Pour avoir vécu mon enfance et mon adolescence à quelques kilomètres de la Belgique, j’ai toujours été frappée par le dynamisme des petites villes belges, comparées aux villes françaises de même taille. Je me rappelle les terrasses animées, les rues pleines de flâneurs le dimanche après-midi quand ma ville demeurait assoupie, imperturbable. Il nous arrivait alors de temps à autre d’aller chercher cette animation de l’autre côté de la frontière.
Bruges, située dans le nord-ouest de la Belgique, est ce genre de ville chaleureuse et vivante. Pourtant, cette fois, j’ai été saisie par l’aspect soigné, figé et finalement artificiel du centre historique, lui donnant presque un côté « village Disneyland ».
Dès le matin, piétons et cyclistes, bien ordonnés, se déversent sur les places impeccables du Burg et du Markt, abritant un beffroi vertigineux, un prestigieux hôtel de ville et un palais provincial imposant. Un réseau de canaux romantiques parcourt la vieille ville, bordé de façades de briques et de vieux ponts pittoresques où les couples prennent la pose et font des selfies. Aujourd’hui les bateaux chargés d’épices et de textiles venant de toute l’Europe ont été remplacés par de jolies barques soignées transportant des touristes. Les maisons avec leurs pignons à gradins, symboles de l’architecture flamande, se dressent fièrement, propres et nettes, dans un camaïeu de roses porté par les briques ou la peinture fraîche. Certaines arborent leur date de construction, comme pour attester de leur authenticité. Je me demande combien de ces maisons iconiques sont des Airbnb louées aux touristes le temps d’un weekend.
De nombreuses calèches promènent les visiteurs sur les rues pavées, promesse d’un moment unique et magique. Les voitures, peu nombreuses, sont surprenantes dans ce décor médiéval figé. Des boutiques jalonnent les rues proprettes et étalent leur marchandise dans une profusion de confiseries, pâtisseries aux couleurs surnaturelles, chocolat belge sous toutes les formes imaginables et autres souvenirs kitchs. Brassée depuis 2005, la Brugse Zot coule dans les verres, servie dans des bars néo-rétro comme bière traditionnelle locale.
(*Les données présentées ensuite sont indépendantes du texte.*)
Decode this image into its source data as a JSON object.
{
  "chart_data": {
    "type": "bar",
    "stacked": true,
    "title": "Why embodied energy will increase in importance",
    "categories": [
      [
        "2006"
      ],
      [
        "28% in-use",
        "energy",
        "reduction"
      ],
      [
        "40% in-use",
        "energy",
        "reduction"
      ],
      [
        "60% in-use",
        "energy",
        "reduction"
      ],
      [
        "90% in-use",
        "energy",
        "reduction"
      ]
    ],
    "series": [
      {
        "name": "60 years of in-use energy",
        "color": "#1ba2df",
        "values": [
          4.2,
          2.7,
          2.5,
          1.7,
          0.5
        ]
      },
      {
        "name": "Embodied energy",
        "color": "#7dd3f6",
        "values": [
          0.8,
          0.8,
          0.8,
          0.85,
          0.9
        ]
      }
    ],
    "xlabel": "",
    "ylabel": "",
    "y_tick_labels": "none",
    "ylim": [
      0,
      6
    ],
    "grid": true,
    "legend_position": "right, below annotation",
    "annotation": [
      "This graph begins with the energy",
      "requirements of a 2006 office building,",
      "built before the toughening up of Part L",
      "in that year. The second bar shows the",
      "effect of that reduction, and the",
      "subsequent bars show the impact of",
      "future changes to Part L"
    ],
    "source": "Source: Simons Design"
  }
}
Les rues semblent se remplir de restaurants, de magasins et d’hôtels pour touristes, laissant le centre vidé de ses résidents perpétuels, que d’autres habitants éphémères peuplent quelques jours par semaine. La vieille ville commence à avoir des airs de parc d’attraction où il faudrait exhiber tout ce qui résume la Belgique aux yeux des étrangers : la bière, le chocolat, les gaufres, les baraques à frites.
La nuit, Bruges retrouve son calme, les contours impeccables des maisons s’estompent, les barques restent amarrées aux quais. Les calèches disparaissent et les touristes se font rares le long des canaux tortueux. On peut flâner, rêver, se projeter à l’époque de la Bruges capitale économique de la Flandre. L’activité des canaux battait son plein. Des marchands génois, vénitiens, castillans ou portugais venaient échanger la laine, le cuir, le bois ou encore les peaux de leurs pays. De prestigieux édifices étaient bâtis et façonnent encore le visage de la Bruges d’aujourd’hui. Un beffroi fut érigé, symbole ultime de l’indépendance de la ville.
On peut alors se perdre dans cette époque où le tourisme n’était pas la principale ressource.